Face à ces évolutions, nous devons collectivement dépasser certains paradigmes qui ont façonné notre approche de l’information ces trente dernières années et repenser l’authentification, la déontologie et la définition même de ce qu’est un média. Il ne s’agit pas d’opérer un partage entre bons et mauvais journalistes, bons et mauvais journaux, bonne et mauvaise information, mais de distinguer ce qui relève du journalisme et ce qui relève de la propagande. Or cette frontière traditionnelle entre information et propagande s’est totalement évaporée, notamment pour des raisons tenant au statut des journalistes : il n’est nul besoin de détenir une carte de presse pour se dire journaliste, créer un média et produire de l’information. Cette porte déjà entrouverte vers le métier de journaliste, l’IA finit de l’ouvrir en rendant les outils de production d’information accessibles à tous.
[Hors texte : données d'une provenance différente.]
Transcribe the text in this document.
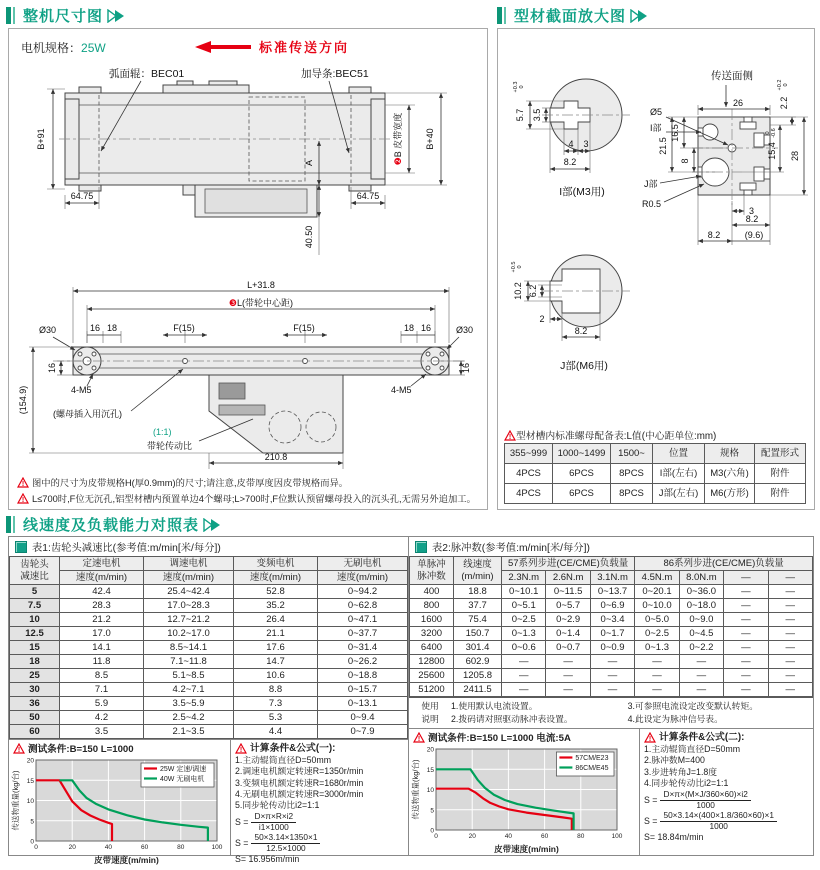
整机尺寸图
电机规格：25W	标准传送方向
B+91
64.75	64.75
A
40.50
❷B 皮带宽度 B+40
弧面辊：BEC01	加导条:BEC51
L+31.8
❸L(带轮中心距)
16 18	18 16
F(15)	F(15)
Ø30	Ø30
4-M5	4-M5
16	16
(154.9)	(螺母插入用沉孔)
(1:1)
带轮传动比
210.8
! 图中的尺寸为皮带规格H(厚0.9mm)的尺寸;请注意,皮带厚度因皮带规格而异。
! L≤700时,F位无沉孔,铝型材槽内预置单边4个螺母;L>700时,F位默认预留螺母投入的沉头孔,无需另外追加工。
型材截面放大图
5.7
+0.3 0
3.5
4 3
8.2
I部(M3用)
传送面侧
26	2.2
+0.2 0
28
15.4
0 -0.6
21.5
16.5
8
Ø5
I部
J部
R0.5
3
8.2
8.2	(9.6)
10.2
+0.5 0
6.2
2
8.2
J部(M6用)
! 型材槽内标准螺母配备表:L值(中心距单位:mm)
355~999	1000~1499	1500~	位置	规格	配置形式
4PCS	6PCS	8PCS	I部(左右)	M3(六角)	附件
4PCS	6PCS	8PCS	J部(左右)	M6(方形)	附件
线速度及负载能力对照表
表1:齿轮头减速比(参考值:m/min[米/每分])
齿轮头
减速比	定速电机	调速电机	变频电机	无刷电机
	速度(m/min)	速度(m/min)	速度(m/min)	速度(m/min)
5	42.4	25.4~42.4	52.8	0~94.2
7.5	28.3	17.0~28.3	35.2	0~62.8
10	21.2	12.7~21.2	26.4	0~47.1
12.5	17.0	10.2~17.0	21.1	0~37.7
15	14.1	8.5~14.1	17.6	0~31.4
18	11.8	7.1~11.8	14.7	0~26.2
25	8.5	5.1~8.5	10.6	0~18.8
30	7.1	4.2~7.1	8.8	0~15.7
36	5.9	3.5~5.9	7.3	0~13.1
50	4.2	2.5~4.2	5.3	0~9.4
60	3.5	2.1~3.5	4.4	0~7.9
! 测试条件:B=150 L=1000
0	20	40	60	80	100
0
5
10
15
20
25W 定速/调速
40W 无刷电机
皮带速度(m/min)
传送物重量(kg/台)
! 计算条件&公式(一):
1.主动辊筒直径D=50mm
2.调速电机额定转速R=1350r/min
3.变频电机额定转速R=1680r/min
4.无刷电机额定转速R=3000r/min
5.同步轮传动比i2=1:1
$S = \frac{D\times\pi\times R\times i2}{i1\times 1000}$
$S = \frac{50\times 3.14\times 1350\times 1}{12.5\times 1000}$
S= 16.956m/min
表2:脉冲数(参考值:m/min[米/每分])
单脉冲
脉冲数

线速度
(m/min)
	57系列步进(CE/CME)负载量	86系列步进(CE/CME)负载量
		2.3N.m	2.6N.m	3.1N.m	4.5N.m	8.0N.m	—	—
400	18.8	0~10.1	0~11.5	0~13.7	0~20.1	0~36.0	—	—
800	37.7	0~5.1	0~5.7	0~6.9	0~10.0	0~18.0	—	—
1600	75.4	0~2.5	0~2.9	0~3.4	0~5.0	0~9.0	—	—
3200	150.7	0~1.3	0~1.4	0~1.7	0~2.5	0~4.5	—	—
6400	301.4	0~0.6	0~0.7	0~0.9	0~1.3	0~2.2	—	—
12800	602.9	—	—	—	—	—	—	—
25600	1205.8	—	—	—	—	—	—	—
51200	2411.5	—	—	—	—	—	—	—
使用
说明
1.使用默认电流设置。
2.拨码请对照驱动脉冲表设置。
3.可参照电流设定改变默认转矩。
4.此设定为脉冲信号表。
! 测试条件:B=150 L=1000 电流:5A
0	20	40	60	80	100
0
5
10
15
20
57CM/E23
86CM/E45
皮带速度(m/min)
传送物重量(kg/台)
! 计算条件&公式(二):
1.主动辊筒直径D=50mm
2.脉冲数M=400
3.步进转角J=1.8度
4.同步轮传动比i2=1:1
$S = \frac{D\times\pi\times(M\times J/360\times 60)\times i2}{1000}$
$S = \frac{50\times 3.14\times(400\times 1.8/360\times 60)\times 1}{1000}$
S= 18.84m/min
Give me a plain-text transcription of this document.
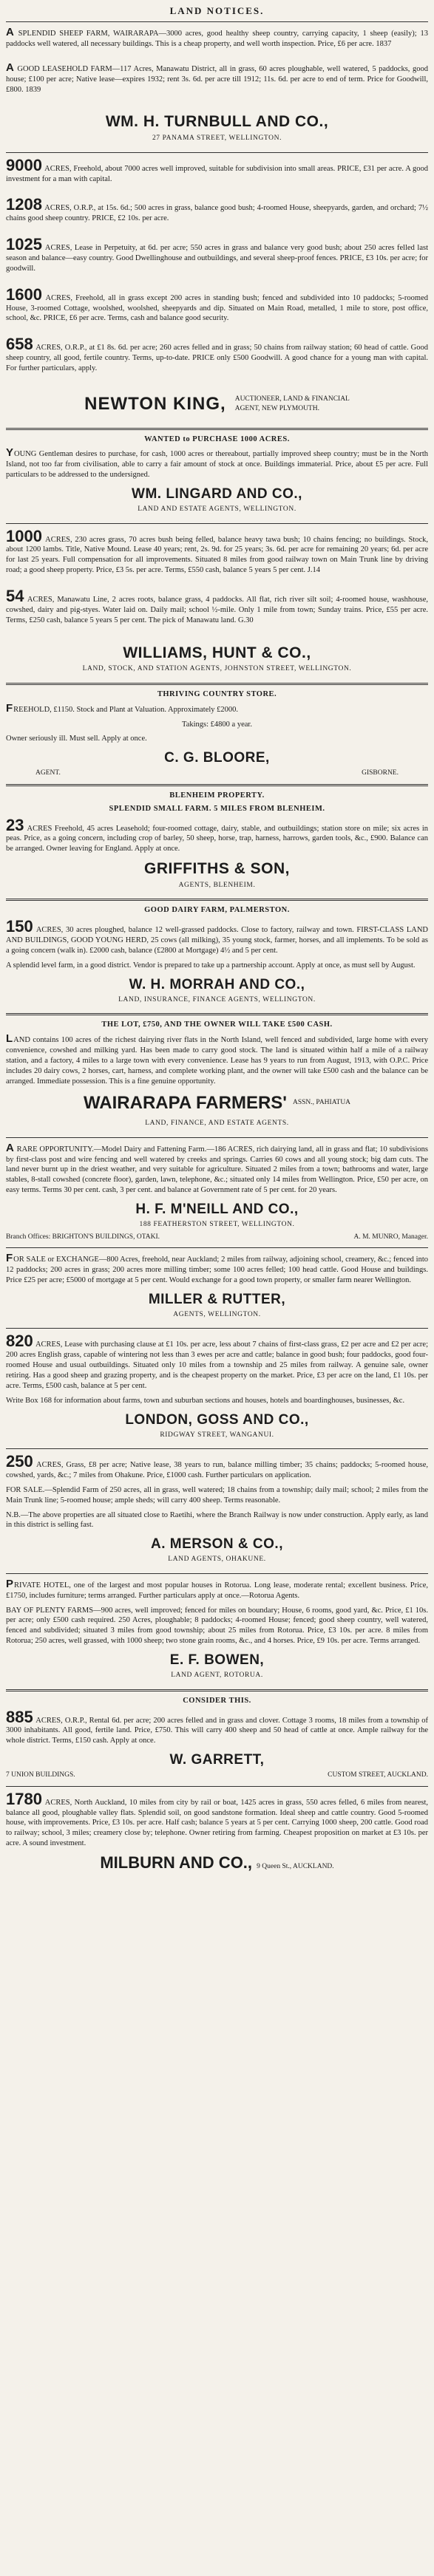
LAND NOTICES.

A SPLENDID SHEEP FARM, WAIRARAPA—3000 acres, good healthy sheep country, carrying capacity, 1 sheep (easily); 13 paddocks well watered, all necessary buildings. This is a cheap property, and well worth inspection. Price, £6 per acre. 1837

A GOOD LEASEHOLD FARM—117 Acres, Manawatu District, all in grass, 60 acres ploughable, well watered, 5 paddocks, good house; £100 per acre; Native lease—expires 1932; rent 3s. 6d. per acre till 1912; 11s. 6d. per acre to end of term. Price for Goodwill, £800. 1839

WM. H. TURNBULL AND CO.,
27 PANAMA STREET, WELLINGTON.

9000 ACRES, Freehold, about 7000 acres well improved, suitable for subdivision into small areas. PRICE, £31 per acre. A good investment for a man with capital.

1208 ACRES, O.R.P., at 15s. 6d.; 500 acres in grass, balance good bush; 4-roomed House, sheepyards, garden, and orchard; 7½ chains good sheep country. PRICE, £2 10s. per acre.

1025 ACRES, Lease in Perpetuity, at 6d. per acre; 550 acres in grass and balance very good bush; about 250 acres felled last season and balance—easy country. Good Dwellinghouse and outbuildings, and several sheep-proof fences. PRICE, £3 10s. per acre; for goodwill.

1600 ACRES, Freehold, all in grass except 200 acres in standing bush; fenced and subdivided into 10 paddocks; 5-roomed House, 3-roomed Cottage, woolshed, woolshed, sheepyards and dip. Situated on Main Road, metalled, 1 mile to store, post office, school, &c. PRICE, £6 per acre. Terms, cash and balance good security.

658 ACRES, O.R.P., at £1 8s. 6d. per acre; 260 acres felled and in grass; 50 chains from railway station; 60 head of cattle. Good sheep country, all good, fertile country. Terms, up-to-date. PRICE only £500 Goodwill. A good chance for a young man with capital. For further particulars, apply.

NEWTON KING, AUCTIONEER, LAND & FINANCIAL
AGENT, NEW PLYMOUTH.
WANTED to PURCHASE 1000 ACRES.

YOUNG Gentleman desires to purchase, for cash, 1000 acres or thereabout, partially improved sheep country; must be in the North Island, not too far from civilisation, able to carry a fair amount of stock at once. Buildings immaterial. Price, about £5 per acre. Full particulars to be addressed to the undersigned.

WM. LINGARD AND CO.,
LAND AND ESTATE AGENTS, WELLINGTON.

1000 ACRES, 230 acres grass, 70 acres bush being felled, balance heavy tawa bush; 10 chains fencing; no buildings. Stock, about 1200 lambs. Title, Native Mound. Lease 40 years; rent, 2s. 9d. for 25 years; 3s. 6d. per acre for remaining 20 years; 6d. per acre for last 25 years. Full compensation for all improvements. Situated 8 miles from good railway town on Main Trunk line by driving road; a good sheep property. Price, £3 5s. per acre. Terms, £550 cash, balance 5 years 5 per cent. J.14

54 ACRES, Manawatu Line, 2 acres roots, balance grass, 4 paddocks. All flat, rich river silt soil; 4-roomed house, washhouse, cowshed, dairy and pig-styes. Water laid on. Daily mail; school ½-mile. Only 1 mile from town; Sunday trains. Price, £55 per acre. Terms, £250 cash, balance 5 years 5 per cent. The pick of Manawatu land. G.30

WILLIAMS, HUNT & CO.,
LAND, STOCK, AND STATION AGENTS, JOHNSTON STREET, WELLINGTON.
THRIVING COUNTRY STORE.

FREEHOLD, £1150. Stock and Plant at Valuation. Approximately £2000.

Takings: £4800 a year.

Owner seriously ill. Must sell. Apply at once.

C. G. BLOORE,
AGENT.	GISBORNE.
BLENHEIM PROPERTY.
SPLENDID SMALL FARM. 5 MILES FROM BLENHEIM.

23 ACRES Freehold, 45 acres Leasehold; four-roomed cottage, dairy, stable, and outbuildings; station store on mile; six acres in peas. Price, as a going concern, including crop of barley, 50 sheep, horse, trap, harness, harrows, garden tools, &c., £900. Balance can be arranged. Owner leaving for England. Apply at once.

GRIFFITHS & SON,
AGENTS, BLENHEIM.
GOOD DAIRY FARM, PALMERSTON.

150 ACRES, 30 acres ploughed, balance 12 well-grassed paddocks. Close to factory, railway and town. FIRST-CLASS LAND AND BUILDINGS, GOOD YOUNG HERD, 25 cows (all milking), 35 young stock, farmer, horses, and all implements. To be sold as a going concern (walk in). £2000 cash, balance (£2800 at Mortgage) 4½ and 5 per cent.

A splendid level farm, in a good district. Vendor is prepared to take up a partnership account. Apply at once, as must sell by August.

W. H. MORRAH AND CO.,
LAND, INSURANCE, FINANCE AGENTS, WELLINGTON.
THE LOT, £750, AND THE OWNER WILL TAKE £500 CASH.

LAND contains 100 acres of the richest dairying river flats in the North Island, well fenced and subdivided, large home with every convenience, cowshed and milking yard. Has been made to carry good stock. The land is situated within half a mile of a railway station, and a factory, 4 miles to a large town with every convenience. Lease has 9 years to run from August, 1913, with O.P.C. Price includes 20 dairy cows, 2 horses, cart, harness, and complete working plant, and the owner will take £500 cash and the balance can be arranged. Immediate possession. This is a fine genuine opportunity.

WAIRARAPA FARMERS' ASSN., PAHIATUA
LAND, FINANCE, AND ESTATE AGENTS.

A RARE OPPORTUNITY.—Model Dairy and Fattening Farm.—186 ACRES, rich dairying land, all in grass and flat; 10 subdivisions by first-class post and wire fencing and well watered by creeks and springs. Carries 60 cows and all young stock; big dam cuts. The land never burnt up in the driest weather, and very suitable for agriculture. Situated 2 miles from a town; bathrooms and water, large stables, 8-stall cowshed (concrete floor), garden, lawn, telephone, &c.; situated only 14 miles from Wellington. Price, £50 per acre, on easy terms. Terms 30 per cent. cash, 3 per cent. and balance at Government rate of 5 per cent. for 20 years.

H. F. M'NEILL AND CO.,
188 FEATHERSTON STREET, WELLINGTON.
Branch Offices: BRIGHTON'S BUILDINGS, OTAKI.	A. M. MUNRO, Manager.

FOR SALE or EXCHANGE—800 Acres, freehold, near Auckland; 2 miles from railway, adjoining school, creamery, &c.; fenced into 12 paddocks; 200 acres in grass; 200 acres more milling timber; some 100 acres felled; 100 head cattle. Good House and buildings. Price £25 per acre; £5000 of mortgage at 5 per cent. Would exchange for a good town property, or smaller farm nearer Wellington.

MILLER & RUTTER,
AGENTS, WELLINGTON.

820 ACRES, Lease with purchasing clause at £1 10s. per acre, less about 7 chains of first-class grass, £2 per acre and £2 per acre; 200 acres English grass, capable of wintering not less than 3 ewes per acre and cattle; balance in good bush; four paddocks, good four-roomed House and usual outbuildings. Situated only 10 miles from a township and 25 miles from railway. A genuine sale, owner retiring. Has a good sheep and grazing property, and is the cheapest property on the market. Price, £3 per acre on the land, £1 10s. per acre. Terms, £500 cash, balance at 5 per cent.

Write Box 168 for information about farms, town and suburban sections and houses, hotels and boardinghouses, businesses, &c.

LONDON, GOSS AND CO.,
RIDGWAY STREET, WANGANUI.

250 ACRES, Grass, £8 per acre; Native lease, 38 years to run, balance milling timber; 35 chains; paddocks; 5-roomed house, cowshed, yards, &c.; 7 miles from Ohakune. Price, £1000 cash. Further particulars on application.

FOR SALE.—Splendid Farm of 250 acres, all in grass, well watered; 18 chains from a township; daily mail; school; 2 miles from the Main Trunk line; 5-roomed house; ample sheds; will carry 400 sheep. Terms reasonable.

N.B.—The above properties are all situated close to Raetihi, where the Branch Railway is now under construction. Apply early, as land in this district is selling fast.

A. MERSON & CO.,
LAND AGENTS, OHAKUNE.

PRIVATE HOTEL, one of the largest and most popular houses in Rotorua. Long lease, moderate rental; excellent business. Price, £1750, includes furniture; terms arranged. Further particulars apply at once.—Rotorua Agents.

BAY OF PLENTY FARMS—900 acres, well improved; fenced for miles on boundary; House, 6 rooms, good yard, &c. Price, £1 10s. per acre; only £500 cash required. 250 Acres, ploughable; 8 paddocks; 4-roomed House; fenced; good sheep country, well watered, fenced and subdivided; situated 3 miles from good township; about 25 miles from Rotorua. Price, £3 10s. per acre. 8 miles from Rotorua; 250 acres, well grassed, with 1000 sheep; two stone grain rooms, &c., and 4 horses. Price, £9 10s. per acre. Terms arranged.

E. F. BOWEN,
LAND AGENT, ROTORUA.
CONSIDER THIS.

885 ACRES, O.R.P., Rental 6d. per acre; 200 acres felled and in grass and clover. Cottage 3 rooms, 18 miles from a township of 3000 inhabitants. All good, fertile land. Price, £750. This will carry 400 sheep and 50 head of cattle at once. Ample railway for the whole district. Terms, £150 cash. Apply at once.

W. GARRETT,
7 UNION BUILDINGS.	CUSTOM STREET, AUCKLAND.

1780 ACRES, North Auckland, 10 miles from city by rail or boat, 1425 acres in grass, 550 acres felled, 6 miles from nearest, balance all good, ploughable valley flats. Splendid soil, on good sandstone formation. Ideal sheep and cattle country. Good 5-roomed house, with improvements. Price, £3 10s. per acre. Half cash; balance 5 years at 5 per cent. Carrying 1000 sheep, 200 cattle. Good road to railway; school, 3 miles; creamery close by; telephone. Owner retiring from farming. Cheapest proposition on market at £3 10s. per acre. A sound investment.

MILBURN AND CO., 9 Queen St., AUCKLAND.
Si l’on persiste à croire que l’information et le journalisme sont consubstantiels à la vie démocratique, il convient d’en tirer les conséquences en termes d’authentification, de labellisation ou de régulation déontologique de la profession. J’ai longtemps été hostile à l’idée qu’une institution puisse évaluer voire sanctionner les pratiques journalistiques, mais je pense aujourd’hui qu’il s’agit une contrepartie nécessaire pour distinguer les véritables médias des simples groupes d’opinion.
Nous devons également renforcer la coopération entre secteurs public et privé. Les médias sont en première ligne dans la lutte contre la désinformation et doivent être en mesure de préserver la capacité des citoyens à faire des choix éclairés.
Enfin, il est essentiel d’intégrer ces enjeux dans l’éducation, non seulement des jeunes mais aussi des adultes. Comprendre les opportunités et les menaces liées à l’IA devrait faire partie intégrante de la formation citoyenne. Malheureusement, les médias se sont montrés jusqu’à présent incapables de s’unir pour proposer une amélioration de l’éducation à l’information.
M. Michel Guiniot (RN). Monsieur le président, je n’ai guère pour habitude de protester contre les intervenants devant notre commission mais je souhaite réagir aux propos de M. Babinet.
Monsieur, je suis venu ici pour m’instruire, et d’ailleurs j’ai appris des choses. En revanche, sachez que vos opinions politiques personnelles ne nous regardent pas et, pour ma part, ne m’intéressent pas. Je suis venu écouter des intervenants faisant preuve d’un minimum d’objectivité.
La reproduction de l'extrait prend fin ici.